Former child prodigy Brian John Yim reaches out to the learning disabled and helps autistic teenager Umar Hasfizal realise his potential as a singer with his debut album.

WHEN he was four years old, Brian John Yim’s father left him and his younger brother with their mother and took everything away except an organ. The very object of his sadness became his source of comfort and inspiration. “The organ was the only connection I had with my dad,” says Yim. With no money for piano lessons but an ear for music, he would listen and play the organ as his mother and grandmother sang along.

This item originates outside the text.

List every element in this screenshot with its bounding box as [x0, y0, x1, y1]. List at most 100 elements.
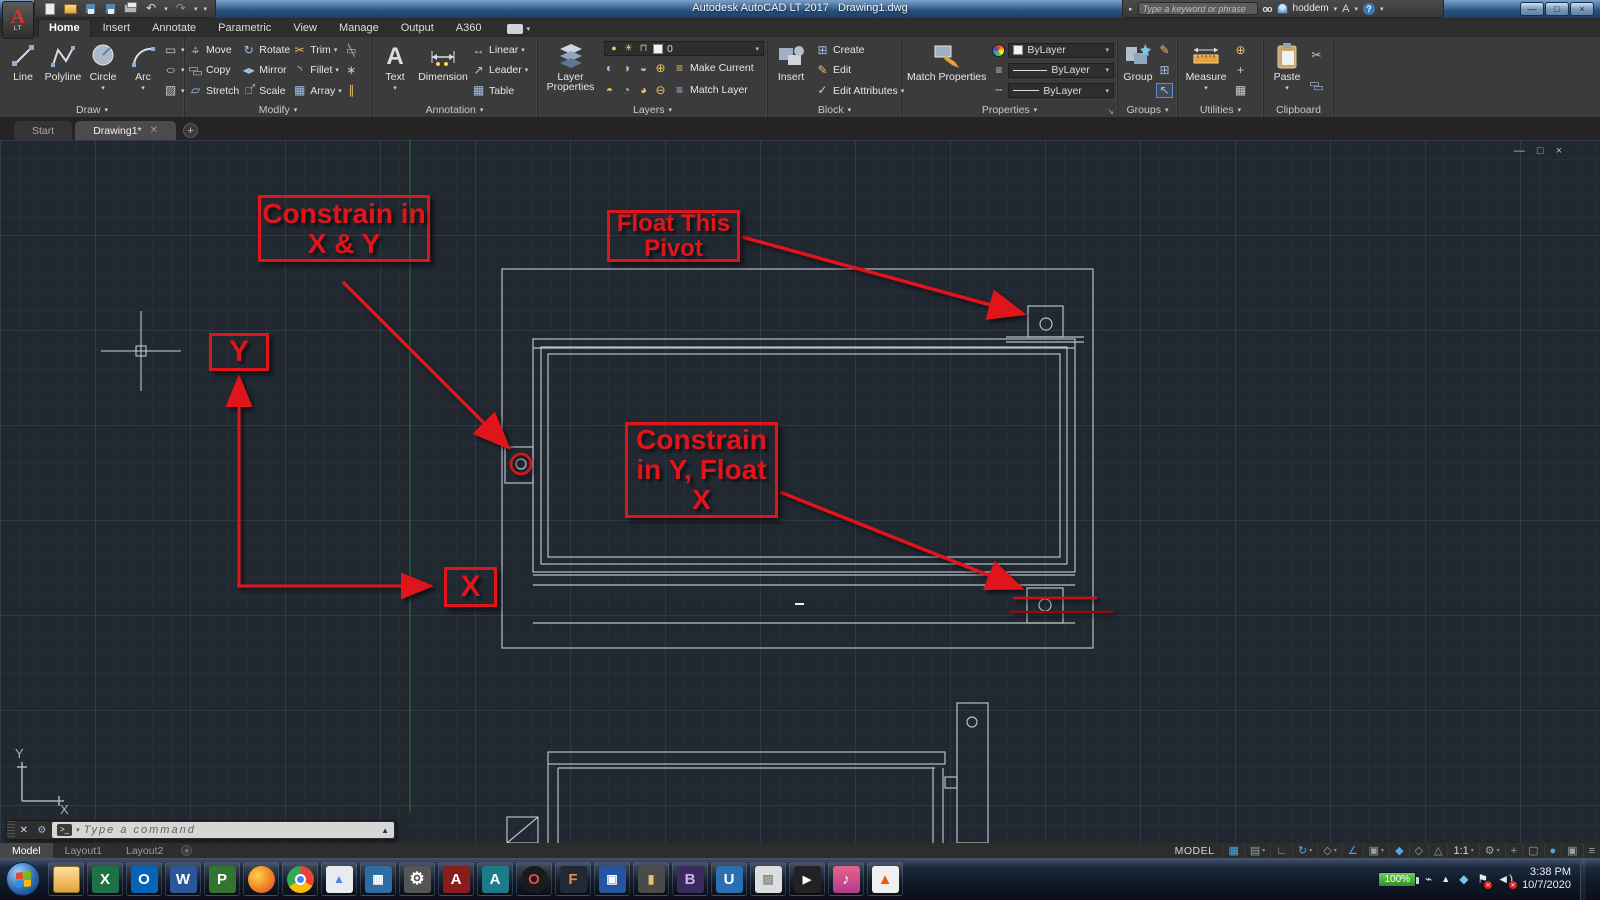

By the time he turned eight, his mother, Gan Lee Yong, an insurance agent then, had saved enough money for him to take up piano. He was so good that he leapfrogged to fifth grade. Within two years, he completed the final eighth grade. But the child prodigy wanted more – to pursue a course on Electone (electronic organs produced by Yamaha).

Father and son: Hasfizal Mukhtar with Umar. ‘Your child can still be successful even with a disability,’ says Hasfizal.

But staying in Mentakab, a small town in Pahang, did not help. “There was no organ teacher in Mentakab,” recalls the 28-year-old. Undeterred, he decided to learn it at a Yamaha school in Kuala Lumpur. So for one year, every Sunday, he would faithfully take a two-hour bus ride on his own to KL to attend a 45-minute lesson and then hop on the next available bus to go back home.

By 12, he passed his Electone exam, an achievement few can boast of.

To make sure he did not lose out academically, Yim poured his heart into his studies – just as he did with music – scoring straight-As. When he wasn’t studying, the brilliant boy could be found performing at social functions in his hometown.